Islamischer Staat auf dem Vormarsch in Syrien

Armee des neuen Kalifats erweist sich als schlagkräftig



Gestärkt durch ihre spektakuläre, erfolgreiche Offensive im Juni, bei der die Kämpfer der ISIS und ihre Verbündeten aus den sunnitischen Stämmen sowie der früheren Armee Saddam Husseins die Millionenstadt Mossul und weite Teile des Westens und des Nordwestens des Iraks eroberten, setzt die salafistische Truppe ihren Vormarsch nun in Syrien fort. Nicht zufrieden damit, den Belagerungsring um Bagdad immer enger zusammenzuziehen und den Peschmergas im irakischen Kurdistan zuzusetzen, versucht die Armee des am 29. Juni von ISIS-Chef Abu Bakr Al Baghdadi ausgerufenen Kalifats namens Islamischer Staat (IS) den kurdischen Nordosten Syriens einzunehmen, während sie gleichzeitig den Streitkräften Bashar Al Assads schwere Niederlagen zufügt. Damit ist eine neue Situation entstanden. Bis vor kurzem waren es die staatlichen Streitkräfte, die in Syrien die Oberhand hatten und den seit 2011 anhaltenden Bürgerkrieg fast gewonnen zu haben schienen.
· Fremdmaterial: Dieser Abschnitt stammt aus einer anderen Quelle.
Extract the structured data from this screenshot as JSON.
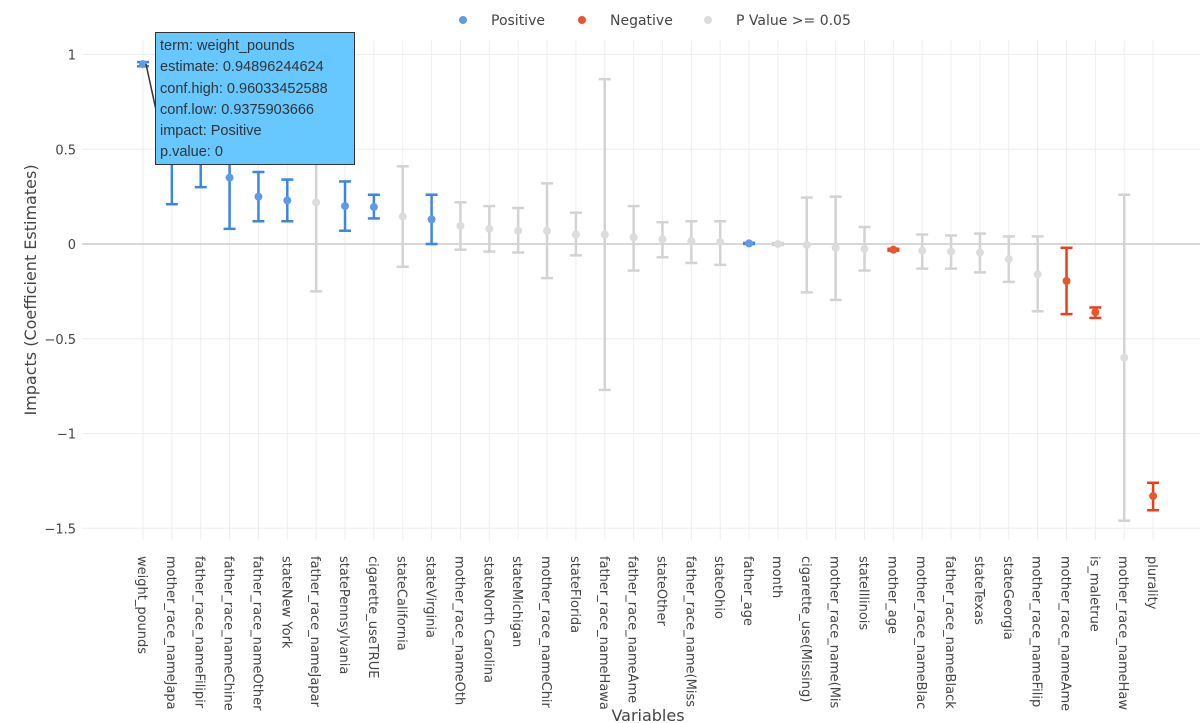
{
  "chart_data": {
    "type": "scatter",
    "subtype": "error-bar",
    "xlabel": "Variables",
    "ylabel": "Impacts (Coefficient Estimates)",
    "ylim": [
      -1.58,
      1.1
    ],
    "yticks": [
      1,
      0.5,
      0,
      -0.5,
      -1,
      -1.5
    ],
    "ytick_labels": [
      "1",
      "0.5",
      "0",
      "−0.5",
      "−1",
      "−1.5"
    ],
    "grid": true,
    "legend_placement": "top-center",
    "legend": [
      {
        "name": "Positive",
        "color": "#5b9be8"
      },
      {
        "name": "Negative",
        "color": "#e8562a"
      },
      {
        "name": "P Value >= 0.05",
        "color": "#dcdcdc"
      }
    ],
    "colors": {
      "Positive": "#3a86e0",
      "Negative": "#e8401c",
      "P Value >= 0.05": "#d3d3d3"
    },
    "points": [
      {
        "term": "weight_pounds",
        "estimate": 0.949,
        "high": 0.96,
        "low": 0.938,
        "impact": "Positive"
      },
      {
        "term": "mother_race_nameJapa",
        "estimate": 0.56,
        "high": 0.91,
        "low": 0.21,
        "impact": "Positive"
      },
      {
        "term": "father_race_nameFilipir",
        "estimate": 0.5,
        "high": 0.7,
        "low": 0.3,
        "impact": "Positive"
      },
      {
        "term": "father_race_nameChine",
        "estimate": 0.35,
        "high": 0.62,
        "low": 0.08,
        "impact": "Positive"
      },
      {
        "term": "father_race_nameOther",
        "estimate": 0.25,
        "high": 0.38,
        "low": 0.12,
        "impact": "Positive"
      },
      {
        "term": "stateNew York",
        "estimate": 0.23,
        "high": 0.34,
        "low": 0.12,
        "impact": "Positive"
      },
      {
        "term": "father_race_nameJapar",
        "estimate": 0.22,
        "high": 0.68,
        "low": -0.25,
        "impact": "P Value >= 0.05"
      },
      {
        "term": "statePennsylvania",
        "estimate": 0.2,
        "high": 0.33,
        "low": 0.07,
        "impact": "Positive"
      },
      {
        "term": "cigarette_useTRUE",
        "estimate": 0.195,
        "high": 0.26,
        "low": 0.135,
        "impact": "Positive"
      },
      {
        "term": "stateCalifornia",
        "estimate": 0.145,
        "high": 0.41,
        "low": -0.12,
        "impact": "P Value >= 0.05"
      },
      {
        "term": "stateVirginia",
        "estimate": 0.13,
        "high": 0.26,
        "low": 0.0,
        "impact": "Positive"
      },
      {
        "term": "mother_race_nameOth",
        "estimate": 0.095,
        "high": 0.22,
        "low": -0.03,
        "impact": "P Value >= 0.05"
      },
      {
        "term": "stateNorth Carolina",
        "estimate": 0.08,
        "high": 0.2,
        "low": -0.04,
        "impact": "P Value >= 0.05"
      },
      {
        "term": "stateMichigan",
        "estimate": 0.07,
        "high": 0.19,
        "low": -0.045,
        "impact": "P Value >= 0.05"
      },
      {
        "term": "mother_race_nameChir",
        "estimate": 0.07,
        "high": 0.32,
        "low": -0.18,
        "impact": "P Value >= 0.05"
      },
      {
        "term": "stateFlorida",
        "estimate": 0.05,
        "high": 0.165,
        "low": -0.06,
        "impact": "P Value >= 0.05"
      },
      {
        "term": "father_race_nameHawa",
        "estimate": 0.05,
        "high": 0.87,
        "low": -0.77,
        "impact": "P Value >= 0.05"
      },
      {
        "term": "father_race_nameAme",
        "estimate": 0.035,
        "high": 0.2,
        "low": -0.14,
        "impact": "P Value >= 0.05"
      },
      {
        "term": "stateOther",
        "estimate": 0.025,
        "high": 0.115,
        "low": -0.07,
        "impact": "P Value >= 0.05"
      },
      {
        "term": "father_race_name(Miss",
        "estimate": 0.015,
        "high": 0.12,
        "low": -0.1,
        "impact": "P Value >= 0.05"
      },
      {
        "term": "stateOhio",
        "estimate": 0.01,
        "high": 0.12,
        "low": -0.11,
        "impact": "P Value >= 0.05"
      },
      {
        "term": "father_age",
        "estimate": 0.003,
        "high": 0.006,
        "low": 0.0,
        "impact": "Positive"
      },
      {
        "term": "month",
        "estimate": 0.0,
        "high": 0.005,
        "low": -0.005,
        "impact": "P Value >= 0.05"
      },
      {
        "term": "cigarette_use(Missing)",
        "estimate": -0.005,
        "high": 0.245,
        "low": -0.255,
        "impact": "P Value >= 0.05"
      },
      {
        "term": "mother_race_name(Mis",
        "estimate": -0.02,
        "high": 0.25,
        "low": -0.295,
        "impact": "P Value >= 0.05"
      },
      {
        "term": "stateIllinois",
        "estimate": -0.025,
        "high": 0.09,
        "low": -0.14,
        "impact": "P Value >= 0.05"
      },
      {
        "term": "mother_age",
        "estimate": -0.03,
        "high": -0.025,
        "low": -0.035,
        "impact": "Negative"
      },
      {
        "term": "mother_race_nameBlac",
        "estimate": -0.035,
        "high": 0.05,
        "low": -0.13,
        "impact": "P Value >= 0.05"
      },
      {
        "term": "father_race_nameBlack",
        "estimate": -0.04,
        "high": 0.045,
        "low": -0.13,
        "impact": "P Value >= 0.05"
      },
      {
        "term": "stateTexas",
        "estimate": -0.045,
        "high": 0.055,
        "low": -0.15,
        "impact": "P Value >= 0.05"
      },
      {
        "term": "stateGeorgia",
        "estimate": -0.08,
        "high": 0.04,
        "low": -0.2,
        "impact": "P Value >= 0.05"
      },
      {
        "term": "mother_race_nameFilip",
        "estimate": -0.16,
        "high": 0.04,
        "low": -0.355,
        "impact": "P Value >= 0.05"
      },
      {
        "term": "mother_race_nameAme",
        "estimate": -0.195,
        "high": -0.02,
        "low": -0.37,
        "impact": "Negative"
      },
      {
        "term": "is_maletrue",
        "estimate": -0.36,
        "high": -0.335,
        "low": -0.39,
        "impact": "Negative"
      },
      {
        "term": "mother_race_nameHaw",
        "estimate": -0.6,
        "high": 0.26,
        "low": -1.46,
        "impact": "P Value >= 0.05"
      },
      {
        "term": "plurality",
        "estimate": -1.33,
        "high": -1.26,
        "low": -1.405,
        "impact": "Negative"
      }
    ]
  },
  "tooltip": {
    "lines": [
      "term: weight_pounds",
      "estimate: 0.94896244624",
      "conf.high: 0.96033452588",
      "conf.low: 0.9375903666",
      "impact: Positive",
      "p.value: 0"
    ]
  }
}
Von einer regelrechten Armee des IS zu reden, ist in diesem Zusammenhang vollkommen angemessen. Als solche und "schlimmer als Al Kaida" hat sie Brett McGurk, Staatssekretär im US-Außenministerium am 23. Juni bei einer Anhörung des Senats in Washington bezeichnet. Kalif Ibrahim, wie sich Al Baghdadi inzwischen nennt, soll beinahe 20.000 Mann unter Waffen haben, von denen rund die Hälfte aus jungen Ausländern, die weder aus dem Irak oder Syrien kommen, besteht. Bei der Eroberung von Mossul und den umliegenden Militärbasen hat IS sowohl mehr als 400 Milliarden Dollar aus dem Tresor der dortigen Filiale der irakischen Zentralbank als auch 52 Haubitzen des Typs M198 - Stückpreis 500.000 Dollar - samt Munition, 1500 Humvee-Militärfahrzeuge und 4000 KPC-Maschinegewehre, die 800 Kugeln in der Minute verschießen, erbeutet. Gilt IS bereits wegen der Einnahmen aus dem Geschäft mit Rohöl aus den von ihm kontrollierten Teilen Ostsyriens als finanzträchtigste "Terrororganisation" der Welt, so dürfte er dank der massiven Aufstockung seines Waffenarsenals auch inzwischen als eine der schlagkräftigsten angesehen werden.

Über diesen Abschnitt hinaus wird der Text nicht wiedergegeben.